Thursday, February 8, 2018

Pending Budget Deal Would Make Fiscal Policy the Most Procyclical in Forty-Five Years


In December, I wrote that the GOP tax bill could end up backfiring, not because of its effects on the structure of taxes, many of which were constructive, but because of bad timing. The fact that the bill cut total tax revenue just as the economy was approaching full employment made it highly procyclical. Standard principles of countercyclical fiscal policy call for tax cuts or spending increases as the economy moves into recession and tax increases or spending cuts as it moves toward full employment—a pattern that largely prevailed from the 1990s through 2014.

Fiscal policy since 2014 has been procyclical, and the spending deal now before Congress will make it even more so. The following chart updates one I posted in December. Its projections for 2018 are modified in two ways.

First, the CBO has revised its projection of the output gap for 2018 from -0.2 percent to +0.1 percent. The output gap measures the amount by which GDP exceeds or falls short of the level that the economy is able to sustain in the long run without excessive inflation.

Second, to reflect the impact of the new budget deal, I have changed the 2018 estimate for the structural deficit of the federal budget from -2.5 percent to -3.7 percent. The structural balance is the surplus or deficit that would prevail if the output gap were zero. When the economy slips into recession, the actual balance moves toward deficit because tax revenues automatically tend to fall and spending on unemployment benefits and other items tends to increase. The structural balance removes the effects of these “automatic stabilizers.”

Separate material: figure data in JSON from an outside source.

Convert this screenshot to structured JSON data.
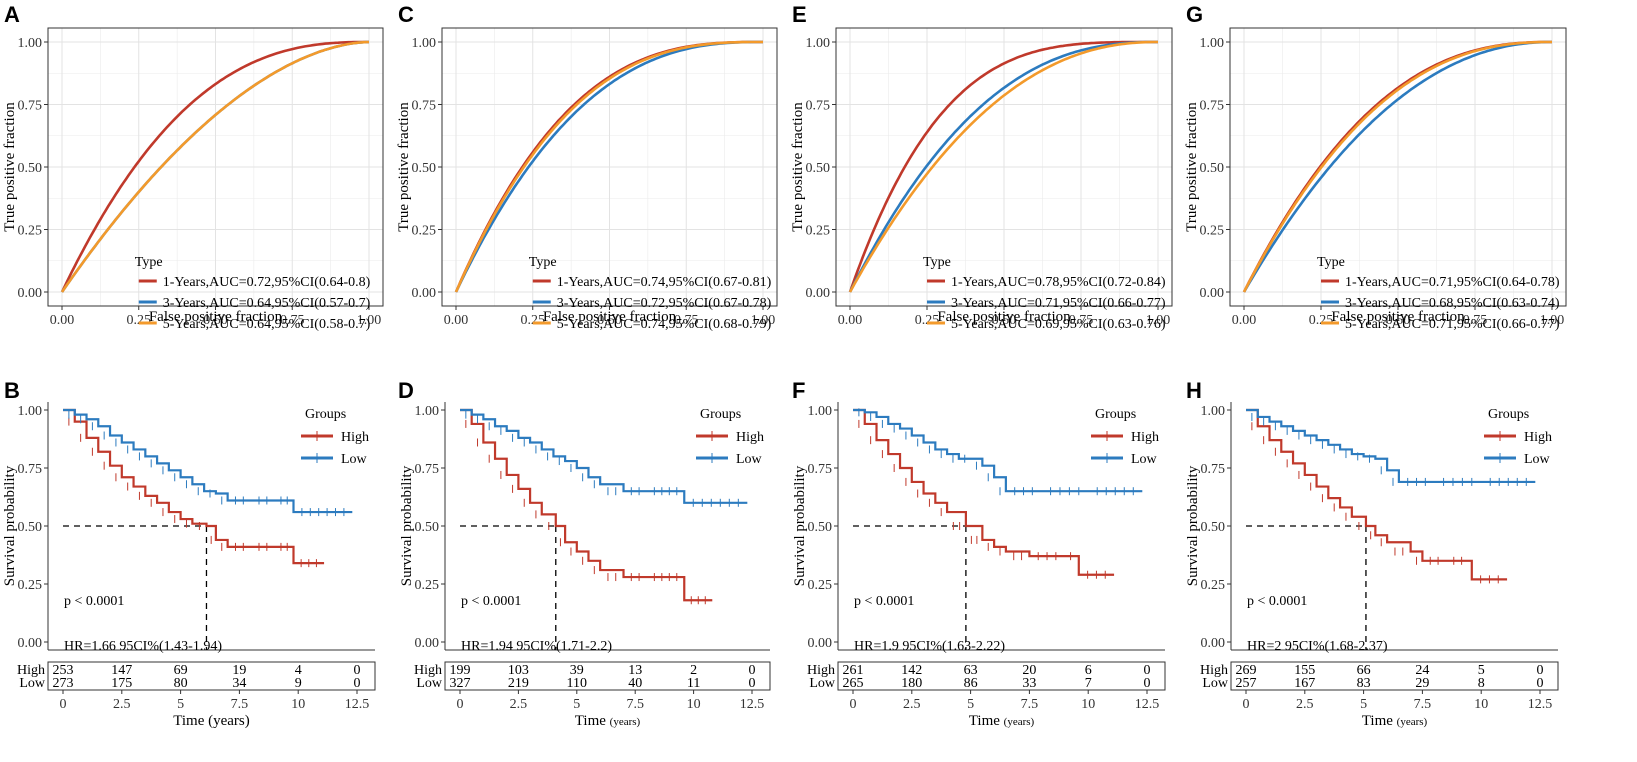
{
  "colors": {
    "red": "#c0392b",
    "blue": "#2c7bbf",
    "orange": "#f39a2b",
    "grid": "#ebebeb",
    "panel_border": "#333333"
  },
  "roc_axis": {
    "xlabel": "False positive fraction",
    "ylabel": "True positive fraction",
    "ticks": [
      "0.00",
      "0.25",
      "0.50",
      "0.75",
      "1.00"
    ],
    "legend_title": "Type"
  },
  "km_axis": {
    "ylabel": "Survival probability",
    "y_ticks": [
      "0.00",
      "0.25",
      "0.50",
      "0.75",
      "1.00"
    ],
    "x_ticks": [
      "0",
      "2.5",
      "5",
      "7.5",
      "10",
      "12.5"
    ],
    "legend_title": "Groups",
    "risk_groups": [
      "High",
      "Low"
    ]
  },
  "chart_data": [
    {
      "panel": "A",
      "type": "line",
      "xlabel": "False positive fraction",
      "ylabel": "True positive fraction",
      "xlim": [
        0,
        1
      ],
      "ylim": [
        0,
        1
      ],
      "series": [
        {
          "name": "1-Years,AUC=0.72,95%CI(0.64-0.8)",
          "auc": 0.72,
          "color": "red"
        },
        {
          "name": "3-Years,AUC=0.64,95%CI(0.57-0.7)",
          "auc": 0.64,
          "color": "blue"
        },
        {
          "name": "5-Years,AUC=0.64,95%CI(0.58-0.7)",
          "auc": 0.64,
          "color": "orange"
        }
      ]
    },
    {
      "panel": "C",
      "type": "line",
      "xlabel": "False positive fraction",
      "ylabel": "True positive fraction",
      "xlim": [
        0,
        1
      ],
      "ylim": [
        0,
        1
      ],
      "series": [
        {
          "name": "1-Years,AUC=0.74,95%CI(0.67-0.81)",
          "auc": 0.74,
          "color": "red"
        },
        {
          "name": "3-Years,AUC=0.72,95%CI(0.67-0.78)",
          "auc": 0.72,
          "color": "blue"
        },
        {
          "name": "5-Years,AUC=0.74,95%CI(0.68-0.79)",
          "auc": 0.735,
          "color": "orange"
        }
      ]
    },
    {
      "panel": "E",
      "type": "line",
      "xlabel": "False positive fraction",
      "ylabel": "True positive fraction",
      "xlim": [
        0,
        1
      ],
      "ylim": [
        0,
        1
      ],
      "series": [
        {
          "name": "1-Years,AUC=0.78,95%CI(0.72-0.84)",
          "auc": 0.78,
          "color": "red"
        },
        {
          "name": "3-Years,AUC=0.71,95%CI(0.66-0.77)",
          "auc": 0.71,
          "color": "blue"
        },
        {
          "name": "5-Years,AUC=0.69,95%CI(0.63-0.76)",
          "auc": 0.69,
          "color": "orange"
        }
      ]
    },
    {
      "panel": "G",
      "type": "line",
      "xlabel": "False positive fraction",
      "ylabel": "True positive fraction",
      "xlim": [
        0,
        1
      ],
      "ylim": [
        0,
        1
      ],
      "series": [
        {
          "name": "1-Years,AUC=0.71,95%CI(0.64-0.78)",
          "auc": 0.71,
          "color": "red"
        },
        {
          "name": "3-Years,AUC=0.68,95%CI(0.63-0.74)",
          "auc": 0.68,
          "color": "blue"
        },
        {
          "name": "5-Years,AUC=0.71,95%CI(0.66-0.77)",
          "auc": 0.705,
          "color": "orange"
        }
      ]
    },
    {
      "panel": "B",
      "type": "line",
      "xlabel": "Time (years)",
      "ylabel": "Survival probability",
      "xlim": [
        0,
        12.5
      ],
      "ylim": [
        0,
        1
      ],
      "p_value": "p < 0.0001",
      "hr": "HR=1.66 95CI%(1.43-1.94)",
      "median_high": 6.1,
      "series": [
        {
          "name": "High",
          "color": "red",
          "points": [
            [
              0,
              1
            ],
            [
              0.5,
              0.95
            ],
            [
              1,
              0.88
            ],
            [
              1.5,
              0.82
            ],
            [
              2,
              0.76
            ],
            [
              2.5,
              0.71
            ],
            [
              3,
              0.67
            ],
            [
              3.5,
              0.63
            ],
            [
              4,
              0.6
            ],
            [
              4.5,
              0.56
            ],
            [
              5,
              0.53
            ],
            [
              5.5,
              0.51
            ],
            [
              6.1,
              0.5
            ],
            [
              6.5,
              0.44
            ],
            [
              7,
              0.41
            ],
            [
              8,
              0.41
            ],
            [
              9,
              0.41
            ],
            [
              9.8,
              0.41
            ],
            [
              9.8,
              0.34
            ],
            [
              11.1,
              0.34
            ]
          ]
        },
        {
          "name": "Low",
          "color": "blue",
          "points": [
            [
              0,
              1
            ],
            [
              0.5,
              0.98
            ],
            [
              1,
              0.96
            ],
            [
              1.5,
              0.93
            ],
            [
              2,
              0.89
            ],
            [
              2.5,
              0.86
            ],
            [
              3,
              0.83
            ],
            [
              3.5,
              0.8
            ],
            [
              4,
              0.77
            ],
            [
              4.5,
              0.74
            ],
            [
              5,
              0.71
            ],
            [
              5.5,
              0.68
            ],
            [
              6,
              0.65
            ],
            [
              6.5,
              0.64
            ],
            [
              7,
              0.61
            ],
            [
              8,
              0.61
            ],
            [
              9,
              0.61
            ],
            [
              9.8,
              0.61
            ],
            [
              9.8,
              0.56
            ],
            [
              12.3,
              0.56
            ]
          ]
        }
      ],
      "risk_table": {
        "high": [
          "253",
          "147",
          "69",
          "19",
          "4",
          "0"
        ],
        "low": [
          "273",
          "175",
          "80",
          "34",
          "9",
          "0"
        ]
      }
    },
    {
      "panel": "D",
      "type": "line",
      "xlabel": "Time (years)",
      "xlabel_unit": "Time",
      "xlabel_small": "(years)",
      "ylabel": "Survival probability",
      "xlim": [
        0,
        12.5
      ],
      "ylim": [
        0,
        1
      ],
      "p_value": "p < 0.0001",
      "hr": "HR=1.94 95CI%(1.71-2.2)",
      "median_high": 4.1,
      "series": [
        {
          "name": "High",
          "color": "red",
          "points": [
            [
              0,
              1
            ],
            [
              0.5,
              0.94
            ],
            [
              1,
              0.86
            ],
            [
              1.5,
              0.79
            ],
            [
              2,
              0.72
            ],
            [
              2.5,
              0.66
            ],
            [
              3,
              0.6
            ],
            [
              3.5,
              0.55
            ],
            [
              4.1,
              0.5
            ],
            [
              4.5,
              0.43
            ],
            [
              5,
              0.39
            ],
            [
              5.5,
              0.35
            ],
            [
              6,
              0.31
            ],
            [
              7,
              0.28
            ],
            [
              8,
              0.28
            ],
            [
              9.6,
              0.28
            ],
            [
              9.6,
              0.18
            ],
            [
              10.8,
              0.18
            ]
          ]
        },
        {
          "name": "Low",
          "color": "blue",
          "points": [
            [
              0,
              1
            ],
            [
              0.5,
              0.98
            ],
            [
              1,
              0.96
            ],
            [
              1.5,
              0.93
            ],
            [
              2,
              0.91
            ],
            [
              2.5,
              0.88
            ],
            [
              3,
              0.86
            ],
            [
              3.5,
              0.83
            ],
            [
              4,
              0.8
            ],
            [
              4.5,
              0.78
            ],
            [
              5,
              0.75
            ],
            [
              5.5,
              0.71
            ],
            [
              6,
              0.68
            ],
            [
              7,
              0.65
            ],
            [
              8,
              0.65
            ],
            [
              9.6,
              0.65
            ],
            [
              9.6,
              0.6
            ],
            [
              12.3,
              0.6
            ]
          ]
        }
      ],
      "risk_table": {
        "high": [
          "199",
          "103",
          "39",
          "13",
          "2",
          "0"
        ],
        "low": [
          "327",
          "219",
          "110",
          "40",
          "11",
          "0"
        ]
      }
    },
    {
      "panel": "F",
      "type": "line",
      "xlabel": "Time (years)",
      "xlabel_unit": "Time",
      "xlabel_small": "(years)",
      "ylabel": "Survival probability",
      "xlim": [
        0,
        12.5
      ],
      "ylim": [
        0,
        1
      ],
      "p_value": "p < 0.0001",
      "hr": "HR=1.9 95CI%(1.63-2.22)",
      "median_high": 4.8,
      "series": [
        {
          "name": "High",
          "color": "red",
          "points": [
            [
              0,
              1
            ],
            [
              0.5,
              0.94
            ],
            [
              1,
              0.87
            ],
            [
              1.5,
              0.81
            ],
            [
              2,
              0.75
            ],
            [
              2.5,
              0.69
            ],
            [
              3,
              0.64
            ],
            [
              3.5,
              0.6
            ],
            [
              4,
              0.56
            ],
            [
              4.8,
              0.5
            ],
            [
              5.5,
              0.44
            ],
            [
              6,
              0.41
            ],
            [
              6.5,
              0.39
            ],
            [
              7.5,
              0.37
            ],
            [
              9,
              0.37
            ],
            [
              9.5,
              0.37
            ],
            [
              9.6,
              0.29
            ],
            [
              11.1,
              0.29
            ]
          ]
        },
        {
          "name": "Low",
          "color": "blue",
          "points": [
            [
              0,
              1
            ],
            [
              0.5,
              0.99
            ],
            [
              1,
              0.97
            ],
            [
              1.5,
              0.94
            ],
            [
              2,
              0.92
            ],
            [
              2.5,
              0.89
            ],
            [
              3,
              0.86
            ],
            [
              3.5,
              0.83
            ],
            [
              4,
              0.81
            ],
            [
              4.5,
              0.79
            ],
            [
              5,
              0.79
            ],
            [
              5.5,
              0.76
            ],
            [
              6,
              0.71
            ],
            [
              6.5,
              0.65
            ],
            [
              8,
              0.65
            ],
            [
              10,
              0.65
            ],
            [
              12.3,
              0.65
            ]
          ]
        }
      ],
      "risk_table": {
        "high": [
          "261",
          "142",
          "63",
          "20",
          "6",
          "0"
        ],
        "low": [
          "265",
          "180",
          "86",
          "33",
          "7",
          "0"
        ]
      }
    },
    {
      "panel": "H",
      "type": "line",
      "xlabel": "Time (years)",
      "xlabel_unit": "Time",
      "xlabel_small": "(years)",
      "ylabel": "Survival probability",
      "xlim": [
        0,
        12.5
      ],
      "ylim": [
        0,
        1
      ],
      "p_value": "p < 0.0001",
      "hr": "HR=2 95CI%(1.68-2.37)",
      "median_high": 5.1,
      "series": [
        {
          "name": "High",
          "color": "red",
          "points": [
            [
              0,
              1
            ],
            [
              0.5,
              0.93
            ],
            [
              1,
              0.87
            ],
            [
              1.5,
              0.82
            ],
            [
              2,
              0.77
            ],
            [
              2.5,
              0.72
            ],
            [
              3,
              0.67
            ],
            [
              3.5,
              0.62
            ],
            [
              4,
              0.58
            ],
            [
              4.5,
              0.54
            ],
            [
              5.1,
              0.5
            ],
            [
              5.5,
              0.46
            ],
            [
              6,
              0.43
            ],
            [
              7,
              0.39
            ],
            [
              7.5,
              0.35
            ],
            [
              8.5,
              0.35
            ],
            [
              9.5,
              0.35
            ],
            [
              9.6,
              0.27
            ],
            [
              11.1,
              0.27
            ]
          ]
        },
        {
          "name": "Low",
          "color": "blue",
          "points": [
            [
              0,
              1
            ],
            [
              0.5,
              0.97
            ],
            [
              1,
              0.95
            ],
            [
              1.5,
              0.93
            ],
            [
              2,
              0.91
            ],
            [
              2.5,
              0.89
            ],
            [
              3,
              0.87
            ],
            [
              3.5,
              0.85
            ],
            [
              4,
              0.83
            ],
            [
              4.5,
              0.81
            ],
            [
              5,
              0.8
            ],
            [
              5.5,
              0.79
            ],
            [
              6,
              0.74
            ],
            [
              6.5,
              0.69
            ],
            [
              8,
              0.69
            ],
            [
              10,
              0.69
            ],
            [
              12.3,
              0.69
            ]
          ]
        }
      ],
      "risk_table": {
        "high": [
          "269",
          "155",
          "66",
          "24",
          "5",
          "0"
        ],
        "low": [
          "257",
          "167",
          "83",
          "29",
          "8",
          "0"
        ]
      }
    }
  ]
}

If the budget deal becomes law, the degree of fiscal stimulus, as measured by the difference between the output gap and the structural balance, will be the greatest since 1973, when the rate of inflation was 6.25 percent, rising to 11 percent in 1974 and followed by a recession. Optimists say there is less risk in “running the economy hot” now than in the 1970s because of hidden labor reserves that don’t show up in the official unemployment numbers and a productivity boom they expect because of cuts to taxes and regulations. Let’s hope they are right.